Take “Medusa.” As a sculpture, it registers as traditionally feminine. It’s streaked with pink, plastered in fake nails; yet contextually, it’s meant to be subversive.
By hearkening back to Medusa’s gaze, Goodman challenges the premise that many artworks featuring women are meant for the male gaze, a theory first posited by writer Laura Mulvey in a 1975 essay, “Visual Pleasure and Narrative Cinema.”
And by relying on DIY materials, Goodman is overtly referencing the feminist art movement of the 1970s, during which women reclaimed craft-based practices like quilting, embroidery and sewing — practices that were often relegated to the canonical sidelines as “kitsch." These are themes that are played with again and again throughout “The Future is Female.”
Stites says the title of the exhibition -- a phrase that was often seen as a hashtag on social media during Hillary Clinton’s presidential run -- came from that era as well.
“Actually, ‘The Future is Female’ was designed as a T-shirt that was sold in the first women’s bookstore in New York City in the 1970s,” Stites says.
Fittingly, 21c’s “The Future is Female” registers as a modern take on the work of feminist artists like Howardena Pindell, Adrian Piper and Judy Chicago, whose famous “The Dinner Party” sculpture is called to mind in this exhibition by E.V. Day’s “Waterlily,” a giant fuchsia photograph that blends flowers and the female form. As such, it also asks the viewer to examine what “female" actually looks like today.

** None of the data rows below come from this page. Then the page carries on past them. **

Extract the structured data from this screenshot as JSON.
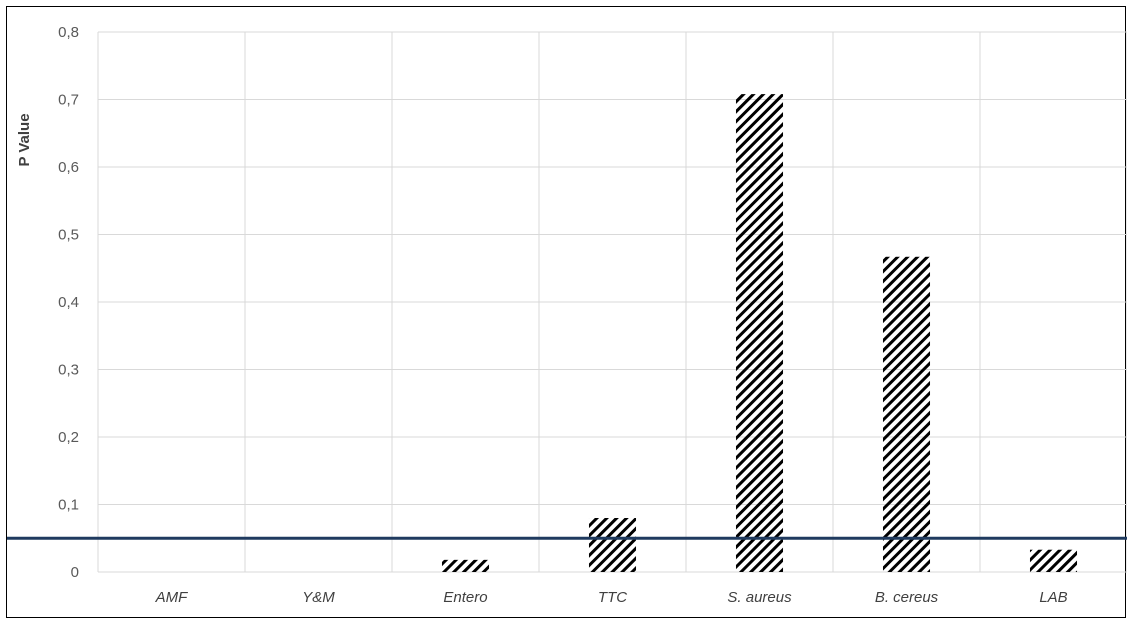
{
  "chart_data": {
    "type": "bar",
    "title": "",
    "xlabel": "",
    "ylabel": "P Value",
    "categories": [
      "AMF",
      "Y&M",
      "Entero",
      "TTC",
      "S. aureus",
      "B. cereus",
      "LAB"
    ],
    "values": [
      0,
      0,
      0.018,
      0.08,
      0.708,
      0.467,
      0.033
    ],
    "ylim": [
      0,
      0.8
    ],
    "yticks": [
      "0",
      "0,1",
      "0,2",
      "0,3",
      "0,4",
      "0,5",
      "0,6",
      "0,7",
      "0,8"
    ],
    "reference_line": 0.05,
    "grid": true,
    "bar_pattern": "diagonal-hatch",
    "colors": {
      "hatch": "#000000",
      "reference_line": "#1f3a5f",
      "grid": "#d9d9d9"
    }
  }
}
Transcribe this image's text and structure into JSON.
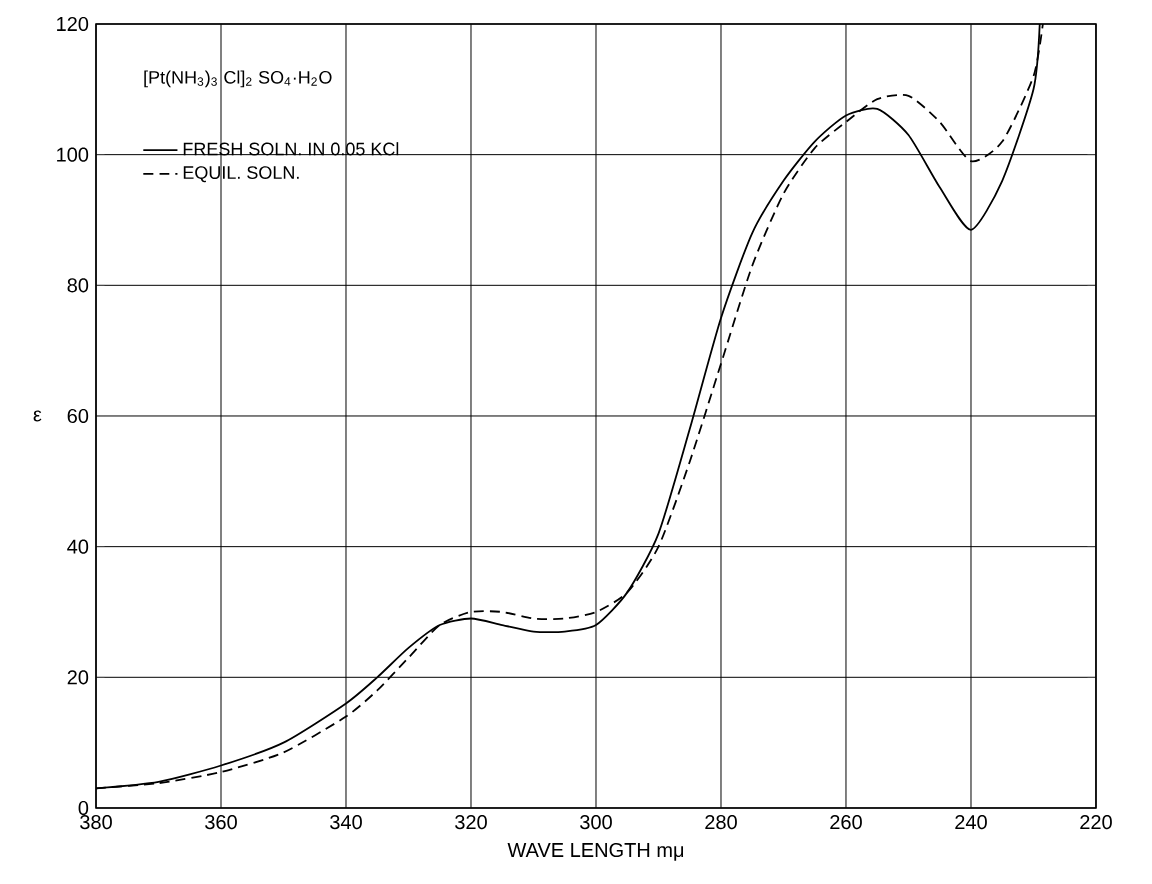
{
  "chart_data": {
    "type": "line",
    "xlabel": "WAVE LENGTH  mμ",
    "ylabel": "ε",
    "annotations": [
      "[Pt(NH$_{3}$)$_{3}$ Cl]$_{2}$ SO$_{4}$·H$_{2}$O"
    ],
    "xlim": [
      380,
      220
    ],
    "ylim": [
      0,
      120
    ],
    "xticks": [
      380,
      360,
      340,
      320,
      300,
      280,
      260,
      240,
      220
    ],
    "yticks": [
      0,
      20,
      40,
      60,
      80,
      100,
      120
    ],
    "grid": true,
    "legend": "top left",
    "series": [
      {
        "name": "FRESH  SOLN. IN   0.05 KCl",
        "color": "#000000",
        "line_style": "solid",
        "x": [
          380,
          370,
          360,
          350,
          340,
          335,
          330,
          325,
          320,
          315,
          310,
          305,
          300,
          295,
          290,
          285,
          280,
          275,
          270,
          265,
          260,
          255,
          250,
          245,
          240,
          235,
          230,
          229
        ],
        "values": [
          3,
          4,
          6.5,
          10,
          16,
          20,
          24.5,
          28,
          29,
          28,
          27,
          27,
          28,
          33,
          42,
          58,
          75,
          88,
          96,
          102,
          106,
          107,
          103,
          95,
          88.5,
          96,
          110,
          120
        ]
      },
      {
        "name": "EQUIL.  SOLN.",
        "color": "#000000",
        "line_style": "dashed",
        "x": [
          380,
          370,
          360,
          350,
          340,
          335,
          330,
          325,
          320,
          315,
          310,
          305,
          300,
          295,
          290,
          285,
          280,
          275,
          270,
          265,
          260,
          255,
          250,
          245,
          240,
          235,
          230,
          228.5
        ],
        "values": [
          3,
          3.8,
          5.5,
          8.5,
          14,
          18,
          23,
          28,
          30,
          30,
          29,
          29,
          30,
          33,
          40,
          53,
          68,
          83,
          94,
          101,
          105,
          108.5,
          109,
          105,
          99,
          102,
          112,
          120
        ]
      }
    ]
  }
}
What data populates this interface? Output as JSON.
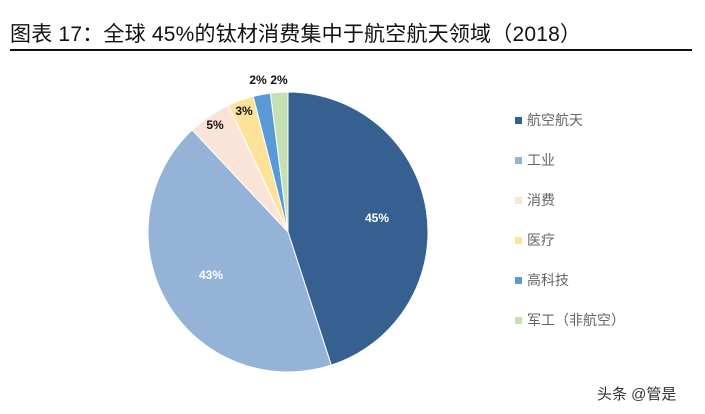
{
  "header": {
    "title": "图表 17：全球 45%的钛材消费集中于航空航天领域（2018）"
  },
  "watermark": "头条 @管是",
  "chart_data": {
    "type": "pie",
    "title": "图表 17：全球 45%的钛材消费集中于航空航天领域（2018）",
    "categories": [
      "航空航天",
      "工业",
      "消费",
      "医疗",
      "高科技",
      "军工（非航空）"
    ],
    "values": [
      45,
      43,
      5,
      3,
      2,
      2
    ],
    "labels": [
      "45%",
      "43%",
      "5%",
      "3%",
      "2%",
      "2%"
    ],
    "colors": [
      "#36608F",
      "#94B3D7",
      "#FAE3D7",
      "#FDE39A",
      "#5B9BD5",
      "#C6E0B5"
    ],
    "start_angle": "12 o'clock, clockwise",
    "legend_position": "right"
  },
  "legend": {
    "items": [
      {
        "label": "航空航天",
        "color": "#36608F"
      },
      {
        "label": "工业",
        "color": "#94B3D7"
      },
      {
        "label": "消费",
        "color": "#FAE3D7"
      },
      {
        "label": "医疗",
        "color": "#FDE39A"
      },
      {
        "label": "高科技",
        "color": "#5B9BD5"
      },
      {
        "label": "军工（非航空）",
        "color": "#C6E0B5"
      }
    ]
  }
}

For some, like artist Nandipha Mntambo, it’s again about subverting gender stereotypes. In her piece, “Umfanekiso wesibuko (or ‘Mirror image’)” we see two female forms fashioned from animal skin. They are kneeling and faceless.

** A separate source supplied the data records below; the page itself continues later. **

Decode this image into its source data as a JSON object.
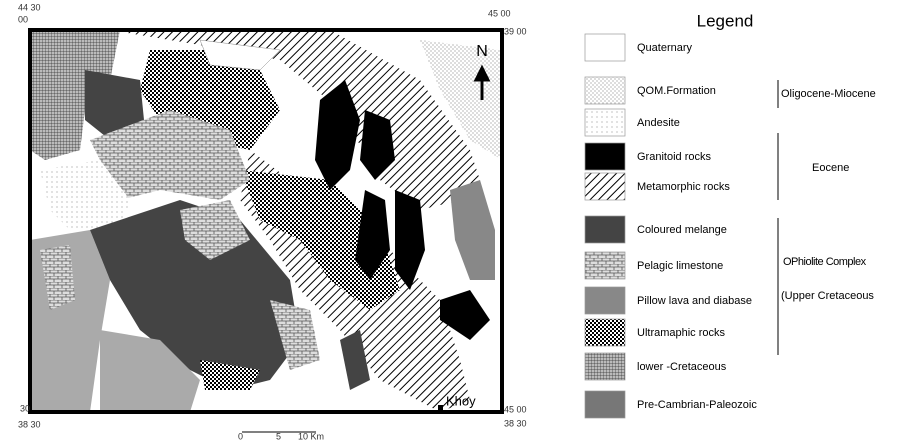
{
  "coordinates": {
    "top_left_lon": "44 30",
    "top_left_lat": "00",
    "top_right_lon": "45 00",
    "top_right_lat": "39 00",
    "bottom_left_lon": "30",
    "bottom_left_lat": "38 30",
    "bottom_right_lon": "45 00",
    "bottom_right_lat": "38 30"
  },
  "map": {
    "north": "N",
    "town": "Khoy",
    "scale": [
      "0",
      "5",
      "10 Km"
    ]
  },
  "legend": {
    "title": "Legend",
    "items": [
      "Quaternary",
      "QOM.Formation",
      "Andesite",
      "Granitoid rocks",
      "Metamorphic rocks",
      "Coloured melange",
      "Pelagic limestone",
      "Pillow  lava and diabase",
      "Ultramaphic rocks",
      "lower -Cretaceous",
      "Pre-Cambrian-Paleozoic"
    ],
    "groups": [
      "Oligocene-Miocene",
      "Eocene",
      "OPhiolite Complex",
      "(Upper Cretaceous"
    ]
  }
}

“But they are not engaged in domestic labor,” Stites says. “You can tell with them by their grace and poise, they are instead in a kind of dance -- the hybridity of the human body, where the human meets the animal.”
For others, like Louisville artist Gaela Erwin, it’s about confronting topics rife with controversy, like depictions of the aging female body. This is something she does in her pastel likeness of her mother, whose close resemblance to the artist suggests this could be dual portrait in addition to an examination of mortality.
And finally, some artists -- like Michele Pred -- use the word “female” as a basic call for equality. She does this through her hot pink hand mirrors that combine the symbol for the female gender with captions that render the viewer “Feminist,” “Equal” or “Powerful.” The result is both a self-portrait and an invitation to action, and both register as particularly potent in our current political climate.
Collectively, “The Future is Female” is a vivid examination of the intersection between ancient mythology and modernism, what “female” as an inclusive term actually means, and how art informs activism. It is now on view at 21c.